Final answer:
The volume of steel used to make the bathysphere is approximately 53,481 cubic inches.
Step-by-step explanation:
To estimate the volume of steel used to make the bathysphere, we need to calculate the volume of the sphere and subtract the volume of the windows. The volume of the sphere can be calculated using the formula for the volume of a sphere: V = (4/3)πr³, where r is the radius of the sphere. Since the diameter of the bathysphere is 56 inches, the radius is half of that, which is 28 inches. Converting to meters, the radius is approximately 0.7112 meters.
Now we can calculate the volume of the sphere: V = (4/3)π(0.7112)³ ≈ 0.8827 cubic meters.
The volume of each window can be calculated using the formula for the volume of a cylinder: V = πr²h, where r is the radius of the window and h is the height of the window. The radius of each window is half of the diameter, which is 5 inches or approximately 0.127 meters. The height of each window is 1.5 inches or approximately 0.0381 meters.
Now we can calculate the volume of each window: V = π(0.127)²(0.0381) ≈ 0.0024 cubic meters.

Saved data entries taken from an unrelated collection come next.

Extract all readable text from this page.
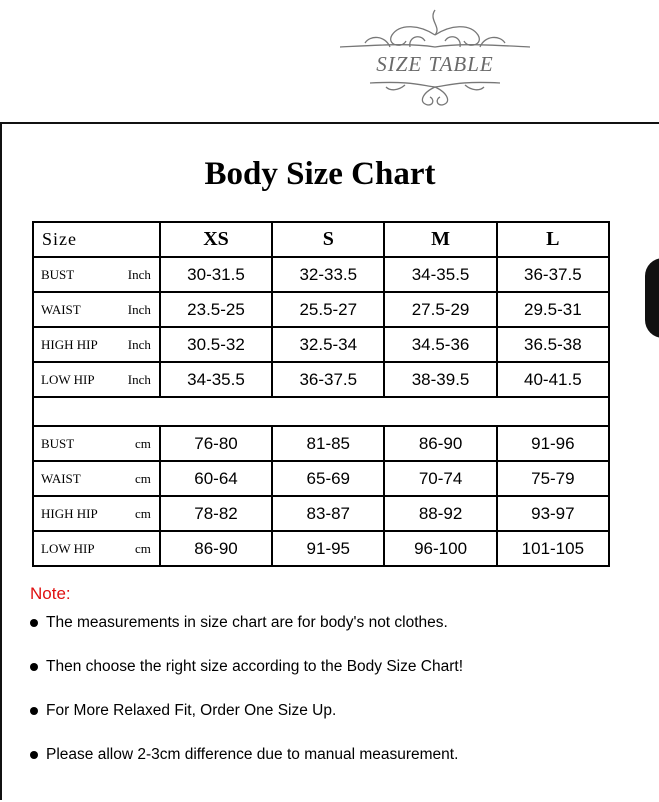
SIZE TABLE
Body Size Chart
Size	XS	S	M	L

BUST Inch	30-31.5	32-33.5	34-35.5	36-37.5

WAIST Inch	23.5-25	25.5-27	27.5-29	29.5-31

HIGH HIP Inch	30.5-32	32.5-34	34.5-36	36.5-38

LOW HIP Inch	34-35.5	36-37.5	38-39.5	40-41.5

BUST cm	76-80	81-85	86-90	91-96

WAIST cm	60-64	65-69	70-74	75-79

HIGH HIP cm	78-82	83-87	88-92	93-97

LOW HIP cm	86-90	91-95	96-100	101-105
Note:
The measurements in size chart are for body's not clothes.
Then choose the right size according to the Body Size Chart!
For More Relaxed Fit, Order One Size Up.
Please allow 2-3cm difference due to manual measurement.
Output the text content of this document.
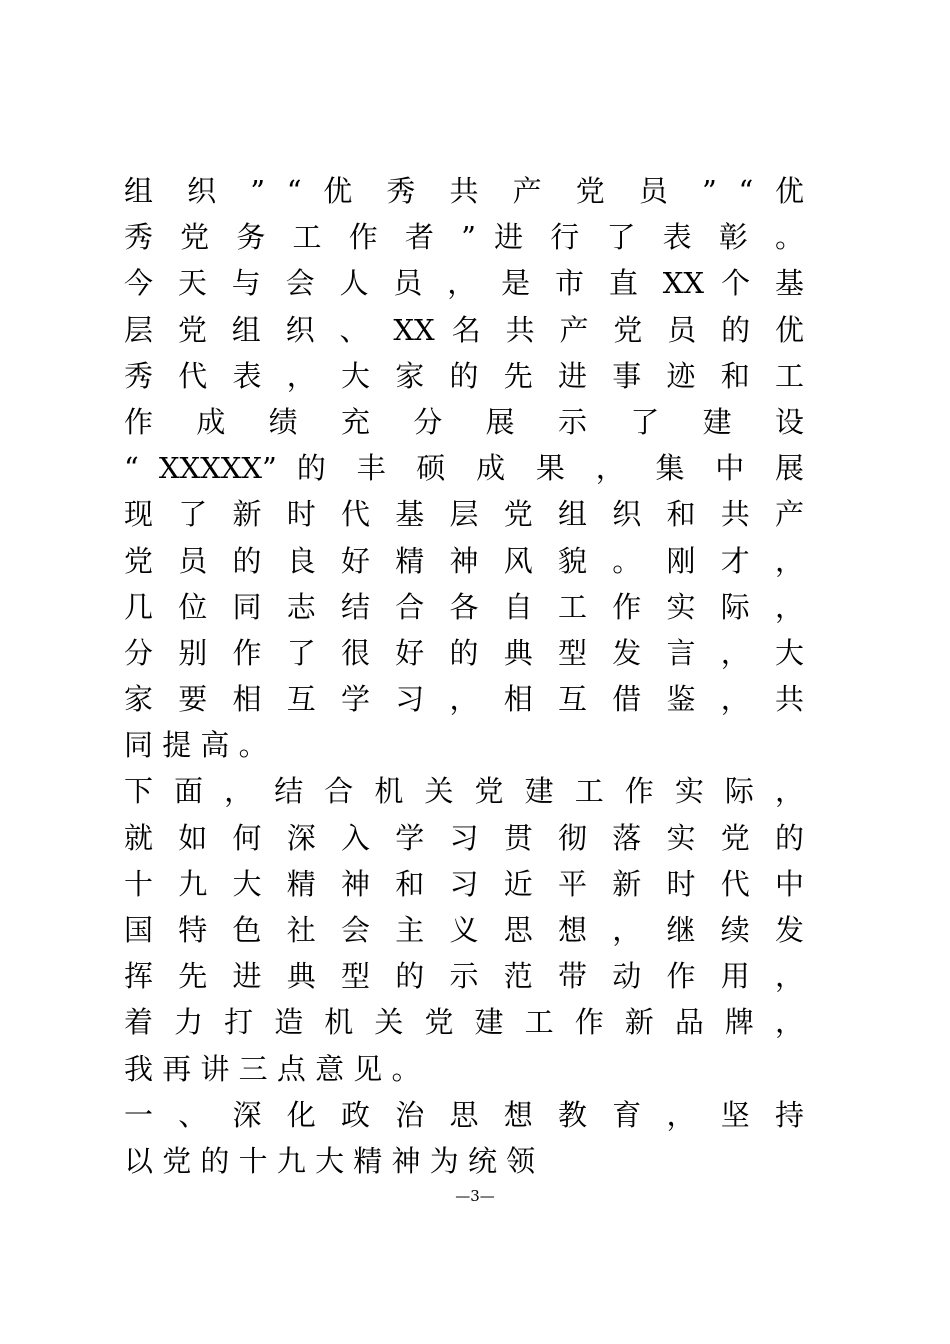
组 织 ” “ 优 秀 共 产 党 员 ” “ 优
秀 党 务 工 作 者 ” 进 行 了 表 彰 。
今 天 与 会 人 员 ， 是 市 直 XX 个 基
层 党 组 织 、 XX 名 共 产 党 员 的 优
秀 代 表 ， 大 家 的 先 进 事 迹 和 工
作 成 绩 充 分 展 示 了 建 设
“ XXXXX” 的 丰 硕 成 果 ， 集 中 展
现 了 新 时 代 基 层 党 组 织 和 共 产
党 员 的 良 好 精 神 风 貌 。 刚 才 ，
几 位 同 志 结 合 各 自 工 作 实 际 ，
分 别 作 了 很 好 的 典 型 发 言 ， 大
家 要 相 互 学 习 ， 相 互 借 鉴 ， 共
同 提 高 。
下 面 ， 结 合 机 关 党 建 工 作 实 际 ，
就 如 何 深 入 学 习 贯 彻 落 实 党 的
十 九 大 精 神 和 习 近 平 新 时 代 中
国 特 色 社 会 主 义 思 想 ， 继 续 发
挥 先 进 典 型 的 示 范 带 动 作 用 ，
着 力 打 造 机 关 党 建 工 作 新 品 牌 ，
我 再 讲 三 点 意 见 。
一 、 深 化 政 治 思 想 教 育 ， 坚 持
以 党 的 十 九 大 精 神 为 统 领
—3—
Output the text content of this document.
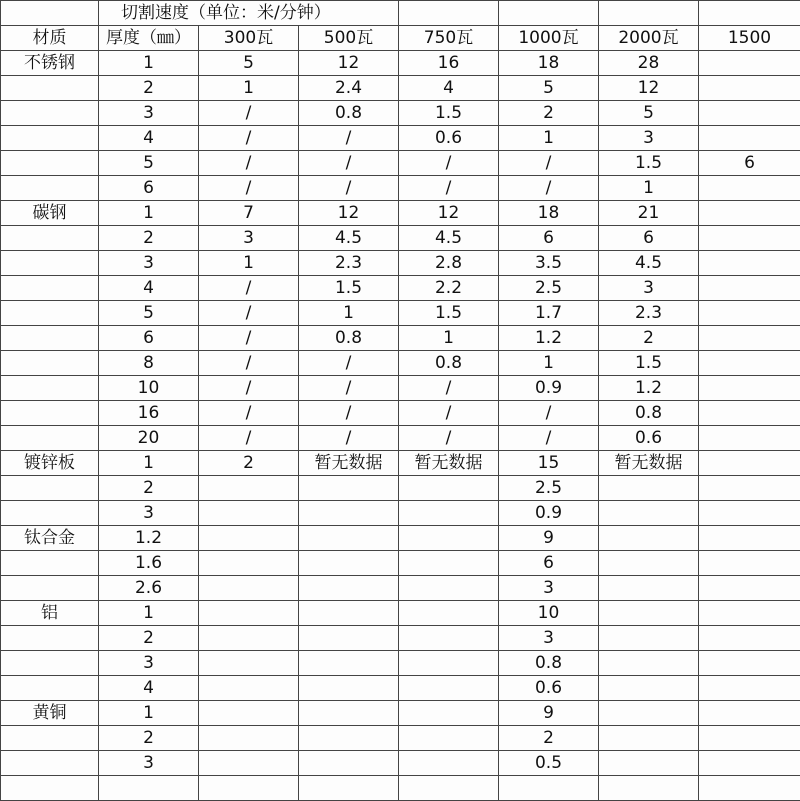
	切割速度（单位：米/分钟）						
材质	厚度（㎜）	300瓦	500瓦	750瓦	1000瓦	2000瓦	1500
不锈钢	1	5	12	16	18	28	
	2	1	2.4	4	5	12	
	3	/	0.8	1.5	2	5	
	4	/	/	0.6	1	3	
	5	/	/	/	/	1.5	6
	6	/	/	/	/	1	
碳钢	1	7	12	12	18	21	
	2	3	4.5	4.5	6	6	
	3	1	2.3	2.8	3.5	4.5	
	4	/	1.5	2.2	2.5	3	
	5	/	1	1.5	1.7	2.3	
	6	/	0.8	1	1.2	2	
	8	/	/	0.8	1	1.5	
	10	/	/	/	0.9	1.2	
	16	/	/	/	/	0.8	
	20	/	/	/	/	0.6	
镀锌板	1	2	暂无数据	暂无数据	15	暂无数据	
	2				2.5		
	3				0.9		
钛合金	1.2				9		
	1.6				6		
	2.6				3		
铝	1				10		
	2				3		
	3				0.8		
	4				0.6		
黄铜	1				9		
	2				2		
	3				0.5		
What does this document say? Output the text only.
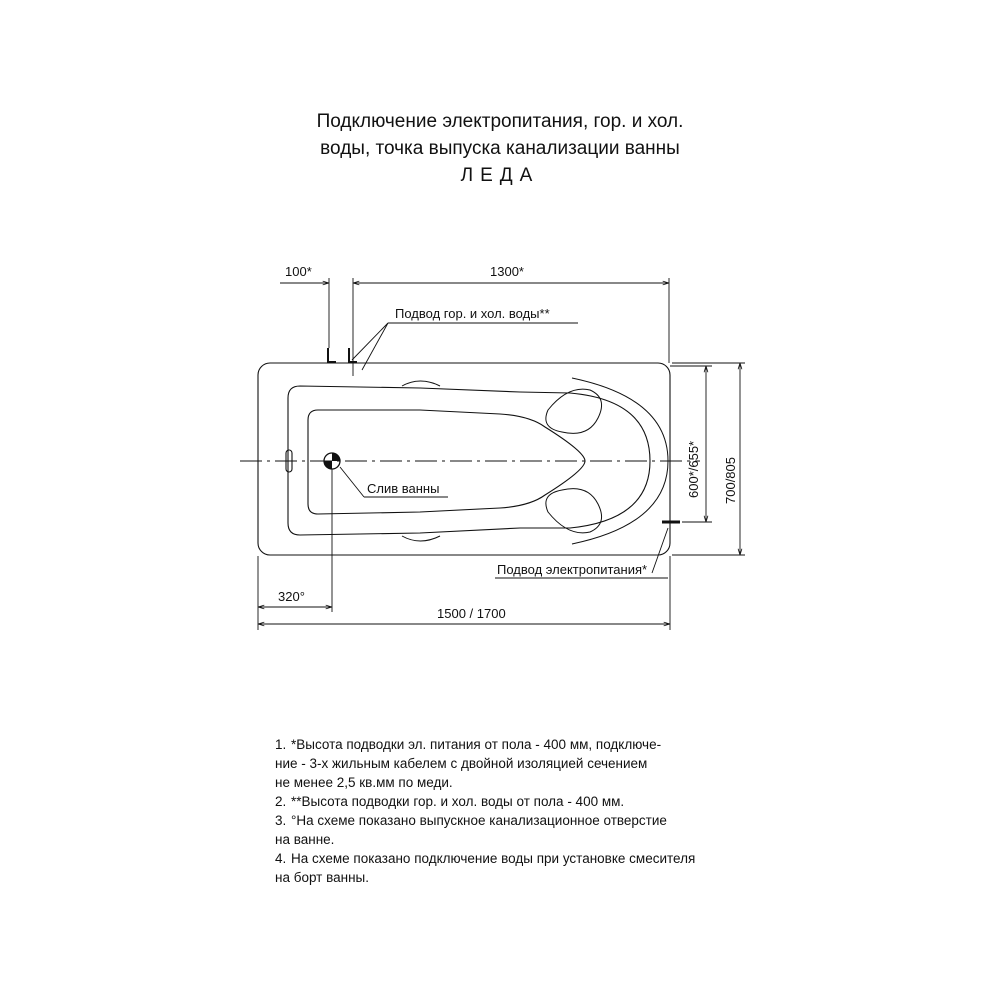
Подключение электропитания, гор. и хол.
воды, точка выпуска канализации ванны
ЛЕДА
100*	1300*
Подвод гор. и хол. воды**
Слив ванны
Подвод электропитания*
600*/655* 700/805
320°
1500 / 1700

1. *Высота подводки эл. питания от пола - 400 мм, подключе-

ние - 3-х жильным кабелем с двойной изоляцией сечением

не менее 2,5 кв.мм по меди.

2. **Высота подводки гор. и хол. воды от пола - 400 мм.

3. °На схеме показано выпускное канализационное отверстие

на ванне.

4. На схеме показано подключение воды при установке смесителя

на борт ванны.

Since there are three windows, the total volume of the windows is 3 × 0.0024 ≈ 0.0073 cubic meters.
To estimate the volume of steel used to make the bathysphere, we subtract the volume of the windows from the volume of the sphere: approximately 0.8827 - 0.0073 ≈ 0.8754 cubic meters.
Finally, we convert the volume to cubic inches to estimate the amount of steel used: 0.8754 × 61023.7 ≈ 53481 cubic inches. Rounding to the nearest whole number, the volume of steel used to make the bathysphere is approximately 53,481 cubic inches.